Parce qu’il y a parfois des opinions divergentes, les équipes efficaces doivent être capables de résoudre ces conflits pour parvenir à une solution qui serve au mieux l’intérêt du patient. Cet aspect du domaine culturel s’appelle la négociation ou l’harmonisation. Les méthodes de négociation peuvent varier, mais au sein d’une culture axée sur la sécurité des patients, ces conflits sont toujours résolus dans le meilleur intérêt des patients et du personnel.
Conclusion
En résumé, la culture d’une organisation est celle qui convient à cette organisation à un moment donné. Aujourd’hui, nous avons besoin d’une culture qui encourage et favorise un environnement où le personnel et les patients se sentent en confiance pour s’exprimer, où la responsabilité des individus s’applique à leurs comportements mais pas aux défaillances du système, où les équipes communiquent efficacement entre elles, avec d’autres équipes et avec les patients, et où elles peuvent réfléchir et résoudre les problèmes dans l’intérêt supérieur du patient et du personnel. Sans ce changement culturel, nous continuerons à nous efforcer de prévenir les erreurs courantes, mais nous ne serons pas prêts à faire face à l’inattendu.
Notes :
1- Hôpital de Boston, spécialisé en cancérologie (enfants et adultes) et jouissant d’une réputation mondiale.
2- Institut pour l'amélioration des soins de santé.
3- Framework for safe, reliable and effective care. Source : Frankel A, Haradan C, Federico F, Lenocci-Edwards J, et al. A framework for safe, reliable and effective care. White paper.
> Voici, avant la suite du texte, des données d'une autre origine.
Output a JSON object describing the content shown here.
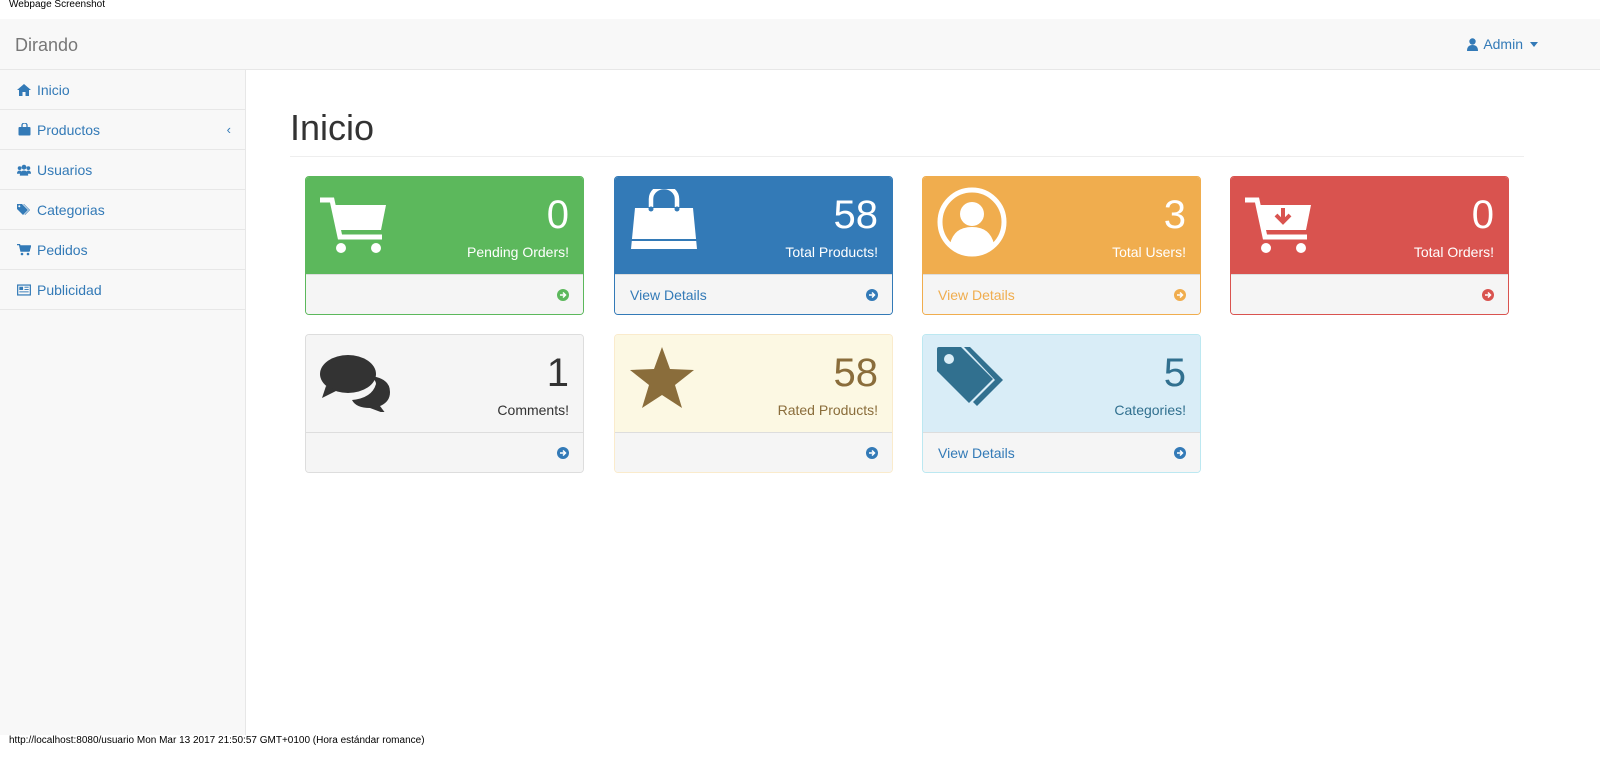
{
  "screenshot": {
    "header_text": "Webpage Screenshot",
    "footer_text": "http://localhost:8080/usuario Mon Mar 13 2017 21:50:57 GMT+0100 (Hora estándar romance)"
  },
  "navbar": {
    "brand": "Dirando",
    "user_label": "Admin",
    "user_icon": "user-icon"
  },
  "sidebar": {
    "items": [
      {
        "label": "Inicio",
        "icon": "home-icon"
      },
      {
        "label": "Productos",
        "icon": "shopping-bag-icon",
        "expand_arrow": "‹"
      },
      {
        "label": "Usuarios",
        "icon": "users-icon"
      },
      {
        "label": "Categorias",
        "icon": "tags-icon"
      },
      {
        "label": "Pedidos",
        "icon": "cart-icon"
      },
      {
        "label": "Publicidad",
        "icon": "newspaper-icon"
      }
    ]
  },
  "main": {
    "title": "Inicio",
    "panels": [
      {
        "count": "0",
        "label": "Pending Orders!",
        "footer": "",
        "icon": "shopping-cart-icon",
        "color": "#5cb85c"
      },
      {
        "count": "58",
        "label": "Total Products!",
        "footer": "View Details",
        "icon": "shopping-bag-icon",
        "color": "#337ab7"
      },
      {
        "count": "3",
        "label": "Total Users!",
        "footer": "View Details",
        "icon": "user-circle-icon",
        "color": "#f0ad4e"
      },
      {
        "count": "0",
        "label": "Total Orders!",
        "footer": "",
        "icon": "cart-arrow-down-icon",
        "color": "#d9534f"
      },
      {
        "count": "1",
        "label": "Comments!",
        "footer": "",
        "icon": "comments-icon",
        "color": "#337ab7"
      },
      {
        "count": "58",
        "label": "Rated Products!",
        "footer": "",
        "icon": "star-icon",
        "color": "#8a6d3b"
      },
      {
        "count": "5",
        "label": "Categories!",
        "footer": "View Details",
        "icon": "tags-icon",
        "color": "#31708f"
      }
    ]
  }
}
Cambridge, MA: Institute for Heathcare Improvement, 2017. Accessible à : https://www.ihi.org/resources/Pages/IHIWhitePapers/Framework-Safe-Reliable-Effective-Care.aspx (Consulté le 03-11-2023).
4- Situation, background, assessment, recommendation, situation, contexte, évaluation et recommandation. Développée initialement dans un contexte militaire, puis industriel, cette technique est recommandée pour guider la communication dans une équipe de soins, notamment pour échanger sur la situation des patients.